What street signs would be like if they treated drivers the way they treat us
For a long time, bike routes, lanes, and paths in LA seemed not to be designed for actual travel. Routes were nothing more than signs on back streets–often very pretty, quiet routes through residential neighborhoods, but leading from nowhere to nowhere. Lanes clung to the door zone (as they generally still do), and started or stopped seemingly at random. Paths usually followed the river channels, and were (and are) useful for getting across town–if you know where to find them. But there was no comprehensive network of linked routes that cyclists could follow to an actual destination–especially new or casual cyclists intimidated by sharing the road with fast car traffic.


They were laid out mostly as recreational routes–whether for neighborhood matrons out on their cruisers with the kids, or spandex superheroes getting in some training before climbing into the car to drive to work. Even when two routes did cross, there was no indication that either of them led anywhere–as in fact they often didn’t.


But car routes aren’t bike routes; drivers want fast, wide roads that get them the hell out of Dodge–which isn’t good for local businesses, but it’s what the suburb and mall developers have taught us is the “right way.” But cyclists want to be able to ride out of the madness, take the scenic route, end up at the homey shopping street where the clerks all learn your name. And when non-enthusiast types (the great 60% of “interested but concerned” potential cyclists) did try to use a bike Euro-style, to make commuting and shopping a pleasure rather than a penance, why they would end up lost on roads that were unfamiliar to them because they were “too slow” for driving on, and so they had never been there in their previous car-bound life.


As you know from my earlier complaining, the Los Angeles River bike path through Frogtown has no signs on it to let you know where you will be if you leave the path.
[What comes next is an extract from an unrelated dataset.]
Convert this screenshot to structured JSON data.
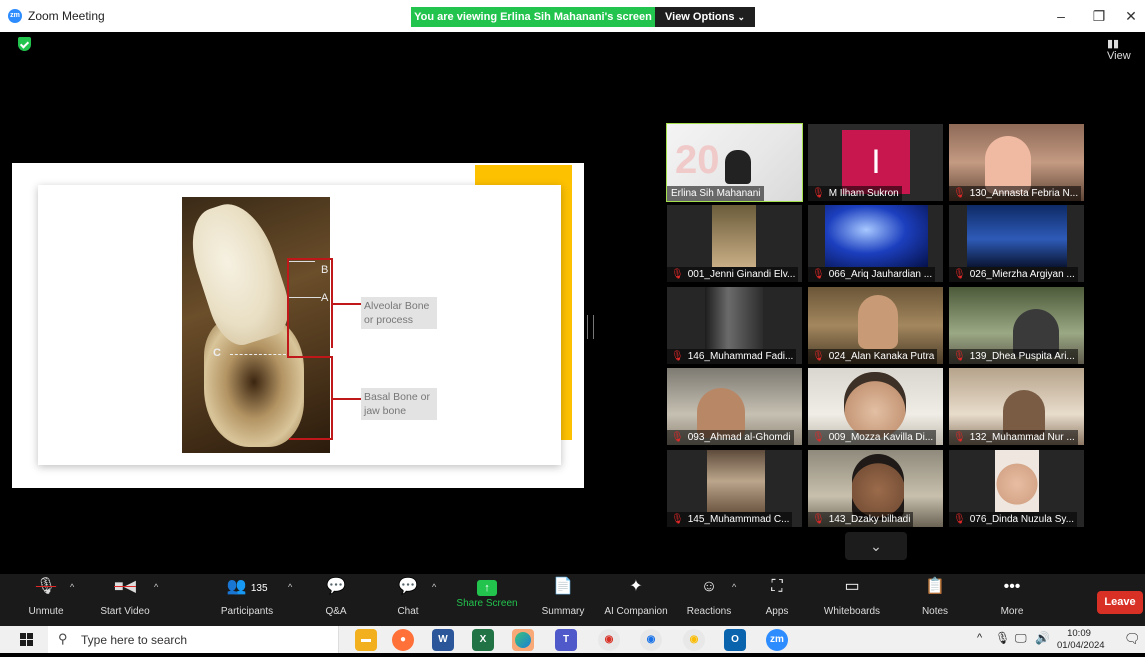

And other crossings again simply tell you that you’re at an intersection of two bikeways, but say nothing about where you’ll end up if you go left, right, or straight ahead.


Now, though, Los Angeles has run out of excuses: the brand-new 2012 edition of the California Manual of Uniform Traffic Control Devices henceforth gives the city explicit permisson to use the kind of wayfinding signage that Portland, San Francisco, Berkely, Oakland, and Emeryville (among others in the US) have been using for years. (LA is overall a timid civic entity.)


Here they are in all their glory:




Let’s look forward to seeing a few of these on our ever-expanding (though far from complete) bikeways network soon.
 

1 Comment »

  1. I am an absolute sucker for the wayfinding that his wide and has a bicycle on it for a couple of reasons. 1) It most closely resembles Dutch wayfinding and therefore I assume it will be better and 2) It’s similar to the wayfinding in Malmo, so again I assume it’s the wayfinding design used by top bicycling countries and cities.